Given that context, it’s no wonder why King Nine’s sophomore effort plays like a natural evolution of that sound. Five years in the making, Death Rattle is a tearse platter of visceral, pummeling NYHC from the some of the region’s celebrated stewards.

Album opener, “Paradise,” is a slow-burning medley of buzzing, syncopated guitars and pummeling drums that climax into a massive sludgy mosh part. The following cut, “Happiness Is..,” is a brisk homage to classic NYHC bands Madball and Biohazard, and features guest vocals from Take Offense’s Anthony Herrera.

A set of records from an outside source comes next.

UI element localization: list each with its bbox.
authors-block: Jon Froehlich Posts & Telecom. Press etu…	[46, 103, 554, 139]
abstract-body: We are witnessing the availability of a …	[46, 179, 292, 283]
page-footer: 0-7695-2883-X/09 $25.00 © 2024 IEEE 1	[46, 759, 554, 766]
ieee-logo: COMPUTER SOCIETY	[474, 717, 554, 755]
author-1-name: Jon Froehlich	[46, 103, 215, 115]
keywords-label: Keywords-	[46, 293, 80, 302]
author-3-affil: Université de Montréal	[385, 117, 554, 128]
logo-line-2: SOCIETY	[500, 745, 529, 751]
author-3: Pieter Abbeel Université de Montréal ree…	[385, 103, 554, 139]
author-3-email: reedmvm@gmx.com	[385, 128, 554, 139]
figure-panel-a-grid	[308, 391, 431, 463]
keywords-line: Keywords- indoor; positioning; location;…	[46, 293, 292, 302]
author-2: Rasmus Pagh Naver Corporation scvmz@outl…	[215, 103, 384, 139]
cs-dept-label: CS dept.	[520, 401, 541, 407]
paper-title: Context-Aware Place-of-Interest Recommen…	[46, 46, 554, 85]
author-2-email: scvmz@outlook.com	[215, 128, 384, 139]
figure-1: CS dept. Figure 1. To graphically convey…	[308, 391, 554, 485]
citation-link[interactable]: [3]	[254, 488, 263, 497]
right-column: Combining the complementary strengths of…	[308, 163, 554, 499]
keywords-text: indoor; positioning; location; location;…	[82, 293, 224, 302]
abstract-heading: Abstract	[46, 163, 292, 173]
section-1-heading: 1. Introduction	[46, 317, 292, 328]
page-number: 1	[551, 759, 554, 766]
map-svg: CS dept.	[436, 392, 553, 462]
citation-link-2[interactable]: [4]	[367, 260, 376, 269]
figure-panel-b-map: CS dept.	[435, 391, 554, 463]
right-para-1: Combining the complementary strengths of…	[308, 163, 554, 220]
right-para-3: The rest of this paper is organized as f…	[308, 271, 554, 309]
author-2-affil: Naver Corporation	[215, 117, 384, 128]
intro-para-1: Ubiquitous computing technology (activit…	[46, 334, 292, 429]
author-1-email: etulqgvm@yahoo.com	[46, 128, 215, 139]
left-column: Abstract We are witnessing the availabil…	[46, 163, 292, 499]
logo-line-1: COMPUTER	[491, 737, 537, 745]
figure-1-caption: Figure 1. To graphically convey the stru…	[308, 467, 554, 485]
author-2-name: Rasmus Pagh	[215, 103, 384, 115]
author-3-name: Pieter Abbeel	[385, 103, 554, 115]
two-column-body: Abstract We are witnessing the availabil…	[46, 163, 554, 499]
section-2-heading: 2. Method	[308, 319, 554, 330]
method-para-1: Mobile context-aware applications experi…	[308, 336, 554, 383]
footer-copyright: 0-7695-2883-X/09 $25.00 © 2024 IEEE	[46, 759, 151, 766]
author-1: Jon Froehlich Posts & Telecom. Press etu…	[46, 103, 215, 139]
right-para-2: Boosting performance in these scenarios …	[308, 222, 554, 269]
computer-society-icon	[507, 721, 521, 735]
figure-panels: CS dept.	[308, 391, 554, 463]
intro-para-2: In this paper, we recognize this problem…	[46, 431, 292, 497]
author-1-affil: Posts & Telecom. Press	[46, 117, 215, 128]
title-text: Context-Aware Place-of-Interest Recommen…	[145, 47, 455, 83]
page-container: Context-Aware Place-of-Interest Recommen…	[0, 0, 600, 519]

King Nine has always relied on strong grooves as a foundation and formula within their songs, and that still shines here; Seely examines the Darwinian nature of modern life on lead single “V.C.R.F.” (“Violence Chaos Reality Fear”) over a slow bounce. 

Photo: Rebecca Lader

The album’s title track is a punishing downtempo wallop that alternates between slow chugs and hard ringouts—not for the faint of heart. There are even a few subtle nods to groove metal greats Pantera and Prong, with thrashy riffs and noisy guitars coalescing into slow breaks in “Blue Lotus” and “Art of War.” 

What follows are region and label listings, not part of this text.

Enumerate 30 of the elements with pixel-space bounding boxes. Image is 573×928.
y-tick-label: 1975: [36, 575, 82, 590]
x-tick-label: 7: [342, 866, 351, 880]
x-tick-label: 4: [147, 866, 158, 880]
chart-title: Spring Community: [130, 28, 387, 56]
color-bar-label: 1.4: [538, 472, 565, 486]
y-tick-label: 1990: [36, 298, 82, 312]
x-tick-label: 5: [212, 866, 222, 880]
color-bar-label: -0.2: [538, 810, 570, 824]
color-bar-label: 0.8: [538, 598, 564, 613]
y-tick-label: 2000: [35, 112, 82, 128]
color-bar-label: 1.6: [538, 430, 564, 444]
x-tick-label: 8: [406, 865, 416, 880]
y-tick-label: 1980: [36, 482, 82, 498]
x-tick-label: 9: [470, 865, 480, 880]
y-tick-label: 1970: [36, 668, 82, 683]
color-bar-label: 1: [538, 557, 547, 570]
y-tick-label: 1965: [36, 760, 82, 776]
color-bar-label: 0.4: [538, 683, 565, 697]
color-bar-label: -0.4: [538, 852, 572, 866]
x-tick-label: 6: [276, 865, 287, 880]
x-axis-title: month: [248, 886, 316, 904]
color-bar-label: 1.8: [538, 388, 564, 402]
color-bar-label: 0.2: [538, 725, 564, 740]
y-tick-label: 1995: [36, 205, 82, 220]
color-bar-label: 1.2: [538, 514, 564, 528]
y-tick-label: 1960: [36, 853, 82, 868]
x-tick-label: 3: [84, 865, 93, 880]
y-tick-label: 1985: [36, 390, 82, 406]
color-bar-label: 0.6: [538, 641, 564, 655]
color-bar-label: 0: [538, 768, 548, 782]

And speaking of groove, the rerecorded album closer “No Dreams” is a menacing amalgamation and distillation of the band’s finest elements: grim lyrics over alternating slow bounces and grooves. Some may deem it conventional or formulaic, but there’s enough variation here to satisfy new fans, and those who yearn for a strong another dose of groovy NYHC. 

Photo: Matt Gill

We’d be remiss to neglect how great the album sounds. Producer and guitarist Arthur Rizik (whose track record includes production for Power Trip, Code Orange, Trapped Under Ice, and more) engineered the album to stress its metallic elements, and the result is unique—almost a statement of sorts. Guitar leads pierce through chaotic drums with clarity, and stomping breakdowns consistently hit at full force. King Nine has come a long way from their demo—musically and conceptually—and Death Rattle is a testament of the growth. It’s an album that’s as impressive as it is satisfying.